Mon mental voudrait-il mon bien?

Quand on commence à accueillir son mental plutôt que de lui fermer la porte, on commence à choisir...
2026-04-10T00:00:00+02:00

 

On se retrouve parfois (pour certains, souvent) tiraillé par un mental trop présent.

Soucieux du maintien de notre sécurité, sous-entendu, en ce qu'il le concerne, de ce qu'il connaît et donc maitrise, notre mental, les rênes fermement tenu, nous contraint à rester dans un quotidien, dans des habitudes, que l'on gagnerait à abandonner pour notre bien-être.

On peut se poser justement la question de pourquoi, cette "entité" qui fait partie de nous, joue contre nous plutôt que d’être un allié.

Un exemple parmi d'autre: je me sens très mal dans mon travail, chaque jour est une contrainte, me vient naturellement l'idée d'en changer. Oui, mais voilà, les yeux grands ouverts au beau milieu de la nuit, des pensées incessantes vont m'assaillir et me poursuivre. Quitter mon travail? Pour quelles raisons? Qu'est ce que je vais pouvoir faire? Et le manque? Et la stabilité?

Ces questions qui ne semblent pas manquer de sens, de par leur intensité, vont pourtant me torturer, me paralyser parfois ou encore, m'empêcher de changer ce quotidien pénible.

Contrairement à ce que l'on pourrait croire, la peur ressentie, les doutes, les souffrances que cela engendrent, naissent d'un mental qui veut nous préserver.

Le manque par exemple, n'est as soutenable pour lui parce qu'il en connaît les dangers et va agir très autoritairement pour nous faire changer d'avis, rester dans le connu, donc, pour lui, dans la sécurité.

Inconfortable ou non, ce n'est pas la question. Le problème qu'il cherche à résoudre, c'est de vous savoir à l'abri dans un environnement dont il maîtrise tous les aspects.
Notre mental fait ce qu’il sait faire le mieux : il nous protège de tout changement, donc de tous paramètres qu'il ne se sent pas en mesure de gérer.

 

Tout ce que l'on a vécu, toutes les situations difficiles ou douloureuses, lui, les a enregistrées. Il a donc appris que toute situation qui peut échapper à sa maîtrise est potentiellement risquée et comme il veut notre bien, est inenvisageable.
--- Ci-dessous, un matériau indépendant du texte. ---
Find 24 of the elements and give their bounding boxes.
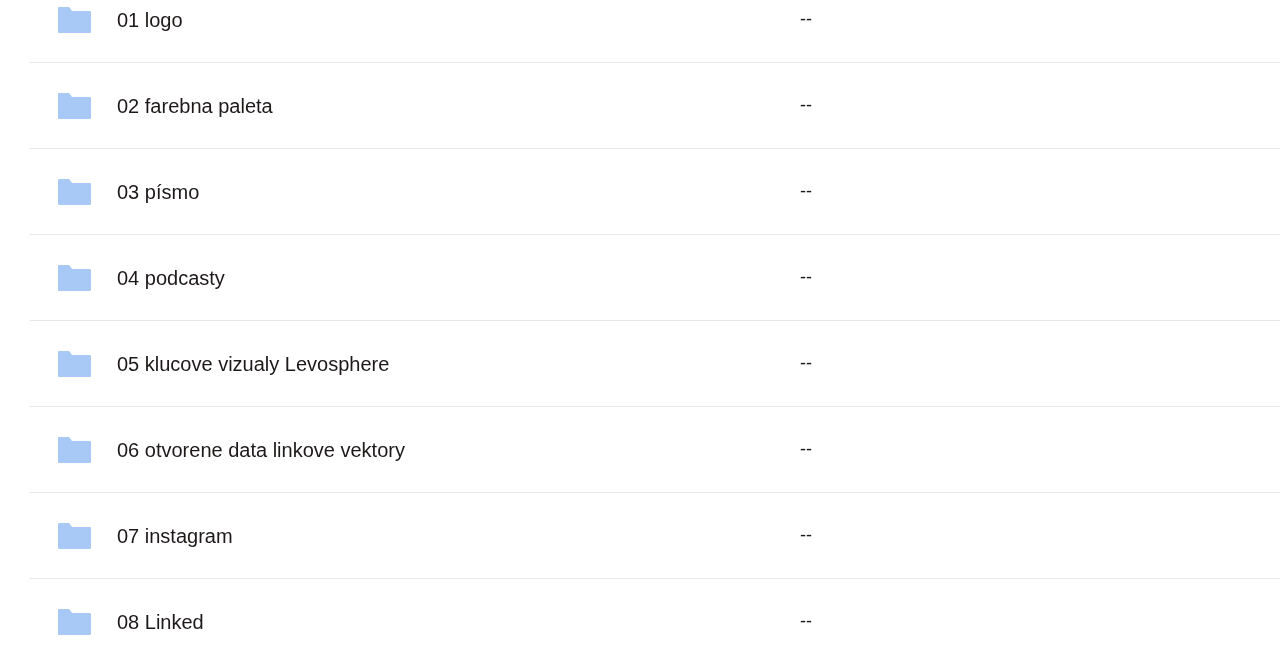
folder-icon	[58, 522, 91, 549]
folder-name[interactable]: 02 farebna paleta	[117, 90, 800, 121]
folder-name[interactable]: 08 Linked	[117, 606, 800, 637]
modified-cell-text: --	[800, 352, 812, 375]
folder-icon	[58, 436, 91, 463]
modified-cell-text: --	[800, 8, 812, 31]
folder-name[interactable]: 04 podcasty	[117, 262, 800, 293]
modified-cell-text: --	[800, 266, 812, 289]
folder-icon	[58, 264, 91, 291]
modified-cell-text: --	[800, 610, 812, 633]
folder-icon	[58, 178, 91, 205]
modified-cell-text: --	[800, 438, 812, 461]
folder-name[interactable]: 03 písmo	[117, 176, 800, 207]
folder-icon	[58, 350, 91, 377]
folder-icon	[58, 92, 91, 119]
modified-cell-text: --	[800, 180, 812, 203]
modified-cell-text: --	[800, 524, 812, 547]
folder-icon	[58, 608, 91, 635]
folder-name[interactable]: 07 instagram	[117, 520, 800, 551]
folder-name[interactable]: 06 otvorene data linkove vektory	[117, 434, 800, 465]
folder-icon	[58, 6, 91, 33]
folder-name[interactable]: 05 klucove vizualy Levosphere	[117, 348, 800, 379]
modified-cell-text: --	[800, 94, 812, 117]
folder-name[interactable]: 01 logo	[117, 4, 800, 35]
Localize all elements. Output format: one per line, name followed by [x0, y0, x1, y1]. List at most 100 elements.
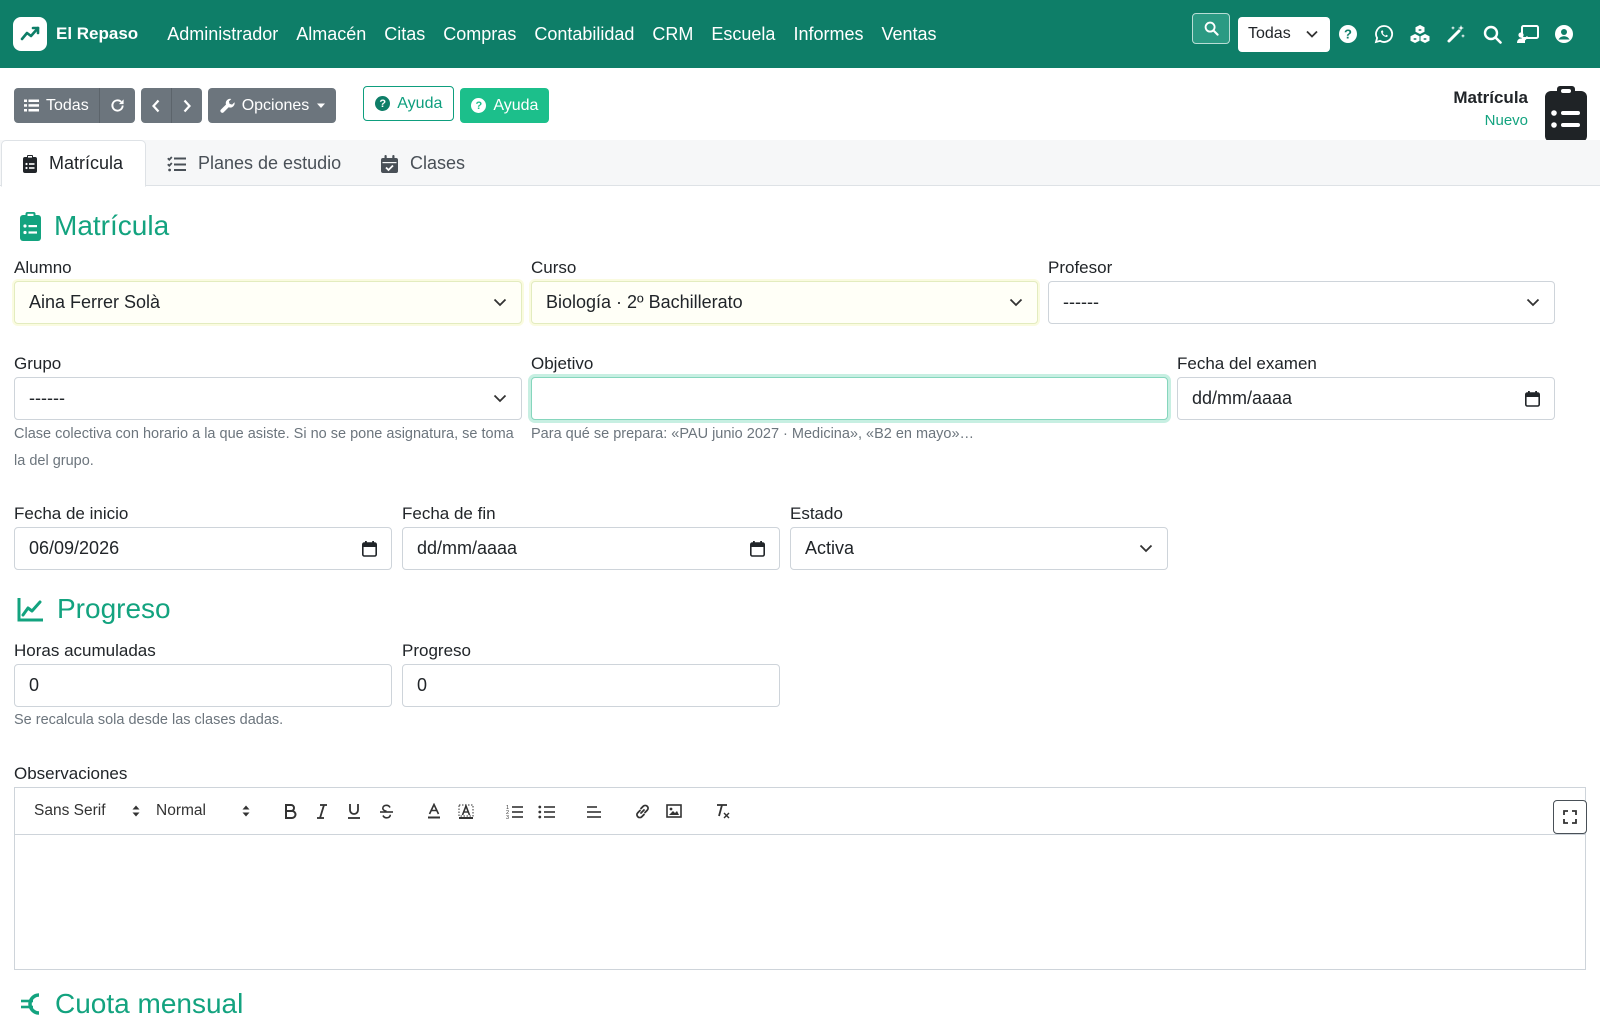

Bien que bienveillante, sa protection se transforme en pression, en stress, en blocage… et c'est là que l'on se trompe en le rangeant dans la catégorie des "méchants".
C’est important de comprendre ça parce que pour déjouer cette dynamique, il faut en comprendre les rouages et les motivations.
On n’est plus là pour se battre contre son mental ou pour le faire taire, mais on apprend à l’écouter, à reconnaître ses alertes, le remercier pour son travail de protection,
puis doucement passer au-dessus de ses réactions automatiques.

 

Quand on commence à accueillir son mental plutôt que de lui fermer la porte, on commence à choisir consciemment quand il est utile et quand il exagère.

 

Notre mental n’est pas notre ennemi.
C'est un allié imparfait, qui fait de son mieux avec ce qu’il connaît.
Alors la prochaine fois qu’il se montre fort, qu’il vous inquiète ou qu’il vous retient, rappelez-vous ceci :
Il essaie juste de vous protéger.
Et vous pouvez maintenant, avec douceur et conscience, lui montrer que vous êtes capable de prendre soin de vous, même quand il croit le contraire.
Plus besoin de se battre, de chercher à le fuir, mais l'accueillir, le remercier et avancer.